MATA INDONESIA, JAKARTA – PLN mengerahkan 31 ribu personel untuk bersiaga menjaga sistem kelistrikan di seluruh Indonesia dalam menyambut hari raya Idul Fitri 1441 Hijriyah yang jatuh pada Minggu 24 Mei 2020.

Dari keterangannya, PLN memprediksi beban puncak listrik pada Idul Fitri tak mengalami perubahan signifikan, dampak dari Pembatasan Sosial Berskala Besar (PSBB) dan pelarangan mudik.

Sekretaris Ditjen Ketenagalistrikan Kementerian ESDM Munir Ahmad menyebut, pasokan daya listrik di seluruh Indonesia dalam kondisi aman. Khusus untuk sistem Jawa-Bali memiliki daya mampu pasok mencapai 30.228 Megawatt (MW) dengan beban puncak sebesar 16.612 MW dengan cadangan operasi sebesar 13.616 MW.

Secara keseluruhan daya mampu pasok nasional sebesar 44.273,21 mega watt (MW) dan beban puncak sebesar 26.649,98 MW, sehingga terdapat kapasitas cadangan daya nasional sebesar 17.623,23 MW.

Tak hanya itu, ia berkata PLN juga menetapkan masa siaga sejak H-7 hingga H+7 Idul Fitri. Selama masa siaga ini, 2.327 posko didirikan dan tersebar di unit-unit PLN seperti pembangkit, transmisi, Pengatur Beban, Transmisi, Distribusi, Pembangkit (Control Room dan Dispatcher Room), Call Center 123, Command Center, dan Posko Pelayanan Teknik.

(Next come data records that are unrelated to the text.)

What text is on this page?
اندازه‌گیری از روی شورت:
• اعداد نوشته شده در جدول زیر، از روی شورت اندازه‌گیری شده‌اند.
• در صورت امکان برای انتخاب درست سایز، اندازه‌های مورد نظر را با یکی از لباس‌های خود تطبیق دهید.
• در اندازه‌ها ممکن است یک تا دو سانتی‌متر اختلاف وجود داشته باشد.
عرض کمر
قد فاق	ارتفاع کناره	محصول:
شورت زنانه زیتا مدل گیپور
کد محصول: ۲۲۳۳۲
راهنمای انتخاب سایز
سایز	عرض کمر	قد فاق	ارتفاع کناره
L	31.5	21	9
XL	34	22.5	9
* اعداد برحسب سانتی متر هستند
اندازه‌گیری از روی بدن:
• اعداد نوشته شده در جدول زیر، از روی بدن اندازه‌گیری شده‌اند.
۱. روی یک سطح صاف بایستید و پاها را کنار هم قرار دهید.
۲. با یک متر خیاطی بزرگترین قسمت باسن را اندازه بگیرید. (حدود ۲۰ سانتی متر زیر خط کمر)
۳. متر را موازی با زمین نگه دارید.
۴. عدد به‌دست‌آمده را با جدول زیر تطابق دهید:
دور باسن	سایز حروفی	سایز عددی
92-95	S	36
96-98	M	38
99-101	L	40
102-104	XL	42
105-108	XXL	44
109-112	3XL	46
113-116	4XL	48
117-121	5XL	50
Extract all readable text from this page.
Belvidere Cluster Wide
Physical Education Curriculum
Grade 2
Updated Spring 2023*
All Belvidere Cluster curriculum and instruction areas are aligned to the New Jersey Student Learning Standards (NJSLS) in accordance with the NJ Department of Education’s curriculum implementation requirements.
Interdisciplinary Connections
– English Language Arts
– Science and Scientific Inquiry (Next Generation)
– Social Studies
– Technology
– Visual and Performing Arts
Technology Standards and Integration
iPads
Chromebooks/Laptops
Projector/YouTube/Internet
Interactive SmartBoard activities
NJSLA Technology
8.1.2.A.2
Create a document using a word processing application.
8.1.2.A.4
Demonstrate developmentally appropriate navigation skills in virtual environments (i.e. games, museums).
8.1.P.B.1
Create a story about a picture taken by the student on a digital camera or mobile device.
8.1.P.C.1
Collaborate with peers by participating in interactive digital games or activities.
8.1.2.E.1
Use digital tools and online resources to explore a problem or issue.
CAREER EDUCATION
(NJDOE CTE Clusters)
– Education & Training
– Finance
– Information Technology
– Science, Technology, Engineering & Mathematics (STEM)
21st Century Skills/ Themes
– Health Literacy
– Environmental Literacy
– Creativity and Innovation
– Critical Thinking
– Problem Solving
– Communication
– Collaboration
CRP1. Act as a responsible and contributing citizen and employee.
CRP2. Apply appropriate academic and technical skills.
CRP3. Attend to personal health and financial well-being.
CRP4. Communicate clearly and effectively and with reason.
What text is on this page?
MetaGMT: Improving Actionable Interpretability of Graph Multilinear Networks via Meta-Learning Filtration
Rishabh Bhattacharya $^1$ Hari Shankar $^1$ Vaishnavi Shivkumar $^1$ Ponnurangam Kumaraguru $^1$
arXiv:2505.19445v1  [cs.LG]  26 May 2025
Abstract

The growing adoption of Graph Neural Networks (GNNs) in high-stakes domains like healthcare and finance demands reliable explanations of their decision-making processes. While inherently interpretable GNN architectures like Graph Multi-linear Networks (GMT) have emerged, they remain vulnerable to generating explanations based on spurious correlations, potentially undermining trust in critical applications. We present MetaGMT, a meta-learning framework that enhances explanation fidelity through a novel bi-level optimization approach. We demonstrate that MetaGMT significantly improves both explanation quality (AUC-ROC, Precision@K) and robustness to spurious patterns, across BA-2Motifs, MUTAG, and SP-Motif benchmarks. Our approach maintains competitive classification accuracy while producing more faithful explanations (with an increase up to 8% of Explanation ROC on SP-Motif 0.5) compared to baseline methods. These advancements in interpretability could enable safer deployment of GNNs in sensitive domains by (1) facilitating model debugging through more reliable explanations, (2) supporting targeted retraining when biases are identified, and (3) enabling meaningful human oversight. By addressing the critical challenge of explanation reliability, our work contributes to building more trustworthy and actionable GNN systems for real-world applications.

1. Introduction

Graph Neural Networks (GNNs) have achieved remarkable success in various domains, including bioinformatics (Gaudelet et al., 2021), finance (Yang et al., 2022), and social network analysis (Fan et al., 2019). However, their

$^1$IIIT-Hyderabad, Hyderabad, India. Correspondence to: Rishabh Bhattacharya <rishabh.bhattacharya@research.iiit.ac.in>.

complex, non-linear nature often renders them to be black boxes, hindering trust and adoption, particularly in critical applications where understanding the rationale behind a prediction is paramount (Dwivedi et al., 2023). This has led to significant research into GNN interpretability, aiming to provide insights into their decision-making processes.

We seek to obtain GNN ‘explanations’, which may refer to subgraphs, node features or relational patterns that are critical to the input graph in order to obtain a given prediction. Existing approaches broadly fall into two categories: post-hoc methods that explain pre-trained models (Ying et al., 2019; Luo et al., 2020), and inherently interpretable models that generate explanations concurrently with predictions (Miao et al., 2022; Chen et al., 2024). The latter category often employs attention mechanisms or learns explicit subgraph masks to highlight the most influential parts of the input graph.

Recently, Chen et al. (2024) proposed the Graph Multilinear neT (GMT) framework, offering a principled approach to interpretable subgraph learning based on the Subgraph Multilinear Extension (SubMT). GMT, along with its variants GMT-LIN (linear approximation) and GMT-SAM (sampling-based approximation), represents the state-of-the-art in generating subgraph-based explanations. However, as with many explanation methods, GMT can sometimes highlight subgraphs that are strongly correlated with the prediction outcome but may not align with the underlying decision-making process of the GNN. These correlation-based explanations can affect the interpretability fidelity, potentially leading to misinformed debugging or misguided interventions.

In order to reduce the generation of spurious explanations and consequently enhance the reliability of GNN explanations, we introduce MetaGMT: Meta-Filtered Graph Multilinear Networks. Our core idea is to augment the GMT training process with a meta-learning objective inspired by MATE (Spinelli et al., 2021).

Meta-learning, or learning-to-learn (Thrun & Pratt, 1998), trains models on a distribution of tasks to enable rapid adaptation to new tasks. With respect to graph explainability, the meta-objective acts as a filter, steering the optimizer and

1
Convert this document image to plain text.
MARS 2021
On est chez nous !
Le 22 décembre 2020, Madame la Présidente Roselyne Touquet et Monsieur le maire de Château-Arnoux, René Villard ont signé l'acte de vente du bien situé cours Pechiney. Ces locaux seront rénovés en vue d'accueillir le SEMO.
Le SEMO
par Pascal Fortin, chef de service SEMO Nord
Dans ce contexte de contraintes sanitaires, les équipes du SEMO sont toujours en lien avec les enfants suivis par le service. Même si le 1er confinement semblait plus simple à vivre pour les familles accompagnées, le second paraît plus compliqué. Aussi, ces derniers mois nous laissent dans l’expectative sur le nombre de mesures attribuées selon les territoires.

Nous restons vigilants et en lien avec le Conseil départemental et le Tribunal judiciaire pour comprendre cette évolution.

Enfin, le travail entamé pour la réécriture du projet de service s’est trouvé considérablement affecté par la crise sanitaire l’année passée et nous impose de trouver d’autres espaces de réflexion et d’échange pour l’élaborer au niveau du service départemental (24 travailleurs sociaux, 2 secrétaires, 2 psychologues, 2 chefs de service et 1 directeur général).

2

Petugas PLN tetap akan bersiaga di unit kerjanya masing-masing untuk menjaga pasokan listrik tetap andal. Hal tersebut juga telah di atur dalam Peraturan Menteri Kesehatan Nomor 9 Tahun 2020 di mana perusahaan pelayanan publik penyedia listrik tetap dapat beroperasi.

Sementara menurut Executive Vice President Corporate Communication & CSR PLN I Made Suprateka, pihaknya telah melakukan upaya untuk menjamin listrik lebaran aman.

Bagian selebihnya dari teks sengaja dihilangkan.